From Jean-Luc Godard's Le Mépris to Todd Field's Tár, type is telling its own story
During this year’s 2023 Oscars, two films were completely shut out, enter Tár and Elvis. Although both nominated for Best Picture and acting awards, Tár’s Todd Field lost Best Director and Best Original Screenplay to Everything Everywhere All at Once writers and directors, Best Cinematography to All Quiet on the Western Front, Best Editing to Everything Everywhere All at Once (again) and Cate Blanchett -who portrayed the renowned maestro Lydia Tár- lost Best Actress to Michelle Yeoh.
Yet, in terms of typography in movie title design, Field’s Tár opening credit sequence is rooted in the late Jean-Luc Godard’s type-infused movie title sequence argues Alex Munt, Associate Professor, Media Arts & Production, University of Technology Sydney in his article for The Conversation.

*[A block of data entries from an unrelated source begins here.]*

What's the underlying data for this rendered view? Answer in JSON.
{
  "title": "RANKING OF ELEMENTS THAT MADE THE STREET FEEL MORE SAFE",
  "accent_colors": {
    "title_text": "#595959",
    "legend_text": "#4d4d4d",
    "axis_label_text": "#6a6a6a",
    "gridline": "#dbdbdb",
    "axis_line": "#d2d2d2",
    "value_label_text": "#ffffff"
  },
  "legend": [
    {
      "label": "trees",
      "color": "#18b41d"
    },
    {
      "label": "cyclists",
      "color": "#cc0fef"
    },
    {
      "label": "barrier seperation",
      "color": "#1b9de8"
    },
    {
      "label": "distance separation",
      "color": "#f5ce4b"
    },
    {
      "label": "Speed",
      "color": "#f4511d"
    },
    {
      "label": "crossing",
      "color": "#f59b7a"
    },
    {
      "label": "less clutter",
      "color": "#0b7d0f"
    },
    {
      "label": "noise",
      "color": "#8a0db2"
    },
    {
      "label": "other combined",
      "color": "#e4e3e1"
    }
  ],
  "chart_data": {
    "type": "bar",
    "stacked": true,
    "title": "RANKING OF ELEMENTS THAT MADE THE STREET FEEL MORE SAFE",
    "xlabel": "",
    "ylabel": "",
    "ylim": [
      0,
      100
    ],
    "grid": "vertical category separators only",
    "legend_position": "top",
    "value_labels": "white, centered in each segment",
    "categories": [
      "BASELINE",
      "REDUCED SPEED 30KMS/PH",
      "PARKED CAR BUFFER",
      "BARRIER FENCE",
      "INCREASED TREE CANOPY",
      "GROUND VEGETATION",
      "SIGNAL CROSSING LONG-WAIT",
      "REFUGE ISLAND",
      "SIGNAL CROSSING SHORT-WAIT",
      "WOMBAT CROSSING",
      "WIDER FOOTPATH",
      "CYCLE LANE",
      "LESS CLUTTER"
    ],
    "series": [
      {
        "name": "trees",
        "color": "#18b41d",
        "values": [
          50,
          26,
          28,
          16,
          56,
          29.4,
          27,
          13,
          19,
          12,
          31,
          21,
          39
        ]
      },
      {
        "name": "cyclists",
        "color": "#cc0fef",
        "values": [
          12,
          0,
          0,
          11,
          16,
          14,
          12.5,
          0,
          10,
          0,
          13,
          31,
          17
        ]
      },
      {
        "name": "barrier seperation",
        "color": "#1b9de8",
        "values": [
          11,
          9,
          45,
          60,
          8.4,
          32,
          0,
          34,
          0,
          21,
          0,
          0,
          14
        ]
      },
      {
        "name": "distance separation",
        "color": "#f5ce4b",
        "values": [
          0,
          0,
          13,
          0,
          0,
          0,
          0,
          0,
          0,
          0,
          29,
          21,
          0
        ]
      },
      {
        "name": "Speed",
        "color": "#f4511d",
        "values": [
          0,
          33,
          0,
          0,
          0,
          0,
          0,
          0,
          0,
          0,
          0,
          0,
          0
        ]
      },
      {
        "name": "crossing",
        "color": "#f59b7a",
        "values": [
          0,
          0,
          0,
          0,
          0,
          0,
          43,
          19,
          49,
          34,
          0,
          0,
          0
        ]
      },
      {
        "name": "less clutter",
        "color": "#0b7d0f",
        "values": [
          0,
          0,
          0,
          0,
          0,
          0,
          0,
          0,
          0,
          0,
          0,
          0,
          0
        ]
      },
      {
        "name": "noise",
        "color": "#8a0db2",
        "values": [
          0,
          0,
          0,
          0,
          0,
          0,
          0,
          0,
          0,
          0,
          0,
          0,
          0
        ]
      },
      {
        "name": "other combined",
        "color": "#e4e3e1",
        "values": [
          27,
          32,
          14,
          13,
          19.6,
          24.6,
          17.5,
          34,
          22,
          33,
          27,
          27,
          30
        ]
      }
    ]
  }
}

“Written, directed and produced by Todd Field, the film courted controversy for situating a woman as the power-play sexual predator in a post-Weinstein world. At the start of the film, or even before the start, audiences noted something else distinctive about the film: that the full screen credit list, attributing the labour of the production, came before the film proper.”
“More specifically, Tár obliges its audience to patiently sit through a full three minutes of opening credits. This is a big ask, in the age of streaming media where audiences embrace the „skip“ function (for opening credits) and where end credits rush by at an unfathomable pace, arguably creating invisibility of the creative labour of the screen production” notes Munt.

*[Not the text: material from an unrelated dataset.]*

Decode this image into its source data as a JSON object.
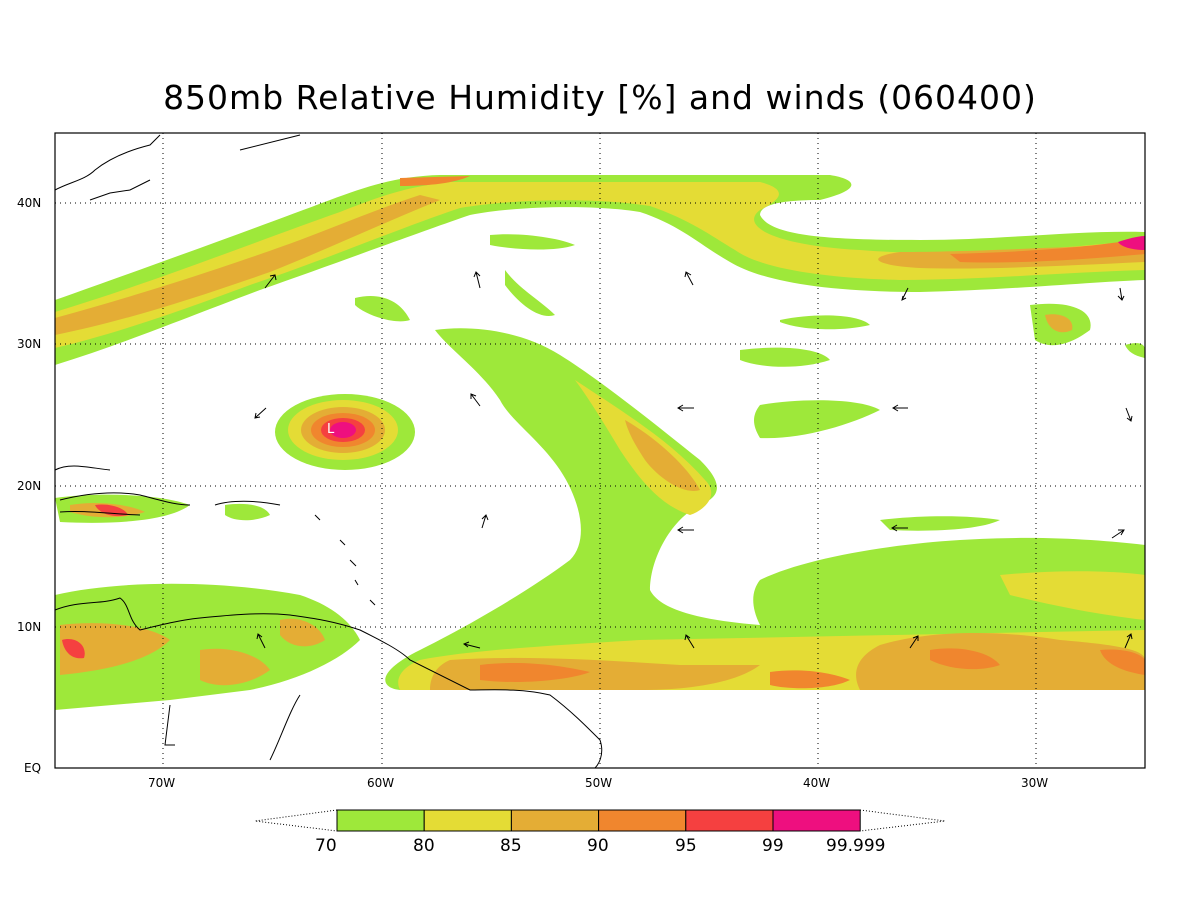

Tár’s 180-second credit sequence is Field’s attempt “to recalibrate the viewer’s expectations about hierarchy.” For Munt this creative decision “has a historical precedent, in the 1963 French feature film Contempt” by JLG.

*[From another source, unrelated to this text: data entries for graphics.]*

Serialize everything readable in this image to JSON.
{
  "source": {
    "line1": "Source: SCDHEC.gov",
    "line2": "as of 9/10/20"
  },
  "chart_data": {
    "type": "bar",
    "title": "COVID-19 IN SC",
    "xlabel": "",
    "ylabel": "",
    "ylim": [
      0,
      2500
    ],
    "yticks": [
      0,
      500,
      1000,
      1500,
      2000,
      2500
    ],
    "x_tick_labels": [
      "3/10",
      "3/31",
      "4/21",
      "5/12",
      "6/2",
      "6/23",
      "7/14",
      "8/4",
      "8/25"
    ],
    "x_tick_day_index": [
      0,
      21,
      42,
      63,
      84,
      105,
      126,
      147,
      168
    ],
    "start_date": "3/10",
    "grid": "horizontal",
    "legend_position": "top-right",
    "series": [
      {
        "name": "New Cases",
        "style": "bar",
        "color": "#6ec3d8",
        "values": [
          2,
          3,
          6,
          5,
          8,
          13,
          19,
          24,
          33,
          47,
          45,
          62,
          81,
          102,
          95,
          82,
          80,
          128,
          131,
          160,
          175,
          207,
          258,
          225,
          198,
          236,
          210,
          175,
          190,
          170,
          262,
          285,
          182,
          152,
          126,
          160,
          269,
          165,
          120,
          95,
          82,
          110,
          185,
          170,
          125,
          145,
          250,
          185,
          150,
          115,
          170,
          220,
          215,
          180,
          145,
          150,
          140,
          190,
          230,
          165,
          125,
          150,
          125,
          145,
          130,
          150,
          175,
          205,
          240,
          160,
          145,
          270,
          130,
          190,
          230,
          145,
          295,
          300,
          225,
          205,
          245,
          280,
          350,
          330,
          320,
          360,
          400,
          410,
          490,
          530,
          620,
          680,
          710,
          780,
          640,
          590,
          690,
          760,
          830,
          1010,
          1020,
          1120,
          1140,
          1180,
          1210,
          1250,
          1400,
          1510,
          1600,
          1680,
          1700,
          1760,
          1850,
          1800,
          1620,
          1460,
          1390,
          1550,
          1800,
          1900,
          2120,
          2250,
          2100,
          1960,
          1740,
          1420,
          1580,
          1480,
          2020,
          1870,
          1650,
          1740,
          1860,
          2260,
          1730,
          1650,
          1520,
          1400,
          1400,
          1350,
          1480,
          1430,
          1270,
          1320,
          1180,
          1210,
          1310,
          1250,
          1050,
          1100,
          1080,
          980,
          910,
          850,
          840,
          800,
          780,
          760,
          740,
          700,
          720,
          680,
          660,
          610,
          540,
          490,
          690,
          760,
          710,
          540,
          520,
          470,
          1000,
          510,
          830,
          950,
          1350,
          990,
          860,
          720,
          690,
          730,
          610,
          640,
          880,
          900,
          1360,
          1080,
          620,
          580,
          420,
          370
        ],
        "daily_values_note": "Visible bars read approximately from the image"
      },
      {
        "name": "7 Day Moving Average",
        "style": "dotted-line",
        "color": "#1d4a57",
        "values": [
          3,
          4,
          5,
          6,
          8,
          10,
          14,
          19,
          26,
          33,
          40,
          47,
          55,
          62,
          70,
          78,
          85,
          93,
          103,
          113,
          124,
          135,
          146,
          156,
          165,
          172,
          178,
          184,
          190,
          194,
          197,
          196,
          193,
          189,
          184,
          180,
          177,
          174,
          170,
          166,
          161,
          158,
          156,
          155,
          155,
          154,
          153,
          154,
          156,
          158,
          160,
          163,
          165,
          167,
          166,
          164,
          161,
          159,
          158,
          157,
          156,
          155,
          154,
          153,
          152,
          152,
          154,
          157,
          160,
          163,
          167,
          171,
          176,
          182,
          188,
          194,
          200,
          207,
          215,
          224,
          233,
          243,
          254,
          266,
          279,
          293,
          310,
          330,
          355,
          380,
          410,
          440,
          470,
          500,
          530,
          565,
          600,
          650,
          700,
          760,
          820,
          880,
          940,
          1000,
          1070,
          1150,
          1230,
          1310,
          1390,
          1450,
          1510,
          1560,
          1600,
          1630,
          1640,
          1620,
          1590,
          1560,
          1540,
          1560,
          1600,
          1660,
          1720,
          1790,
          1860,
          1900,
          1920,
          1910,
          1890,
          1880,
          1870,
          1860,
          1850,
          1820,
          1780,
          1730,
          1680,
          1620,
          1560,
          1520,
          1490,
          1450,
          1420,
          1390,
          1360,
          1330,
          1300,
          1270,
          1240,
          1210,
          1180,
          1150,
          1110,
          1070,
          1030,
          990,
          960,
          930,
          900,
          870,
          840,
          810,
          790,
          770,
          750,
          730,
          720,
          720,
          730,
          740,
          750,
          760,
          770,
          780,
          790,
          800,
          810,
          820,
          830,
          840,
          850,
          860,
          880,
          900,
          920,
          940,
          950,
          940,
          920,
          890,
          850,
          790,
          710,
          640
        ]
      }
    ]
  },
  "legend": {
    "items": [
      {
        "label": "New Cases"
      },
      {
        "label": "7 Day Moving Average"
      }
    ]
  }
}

“In place of typographic opening credits, Godard narrates the labour of the film production, with his own voice, an exercise in Brechtian-inspired reflexivity, to make transparent the ways in which a film work arrives to an audience. Interestingly, Godard retains the „possessory“ film credit of „a film by“ – something that Field rescinded, taking the more didactic (yet less dominant) „written, directed and produced by.“ Field had to convince the producers that the extended end-credits-as-opening-credits would not be audience-unfriendly, in an attention-distracted world” explains Munt.
For him, the opening credit roll of Tár represents a “return to the past.”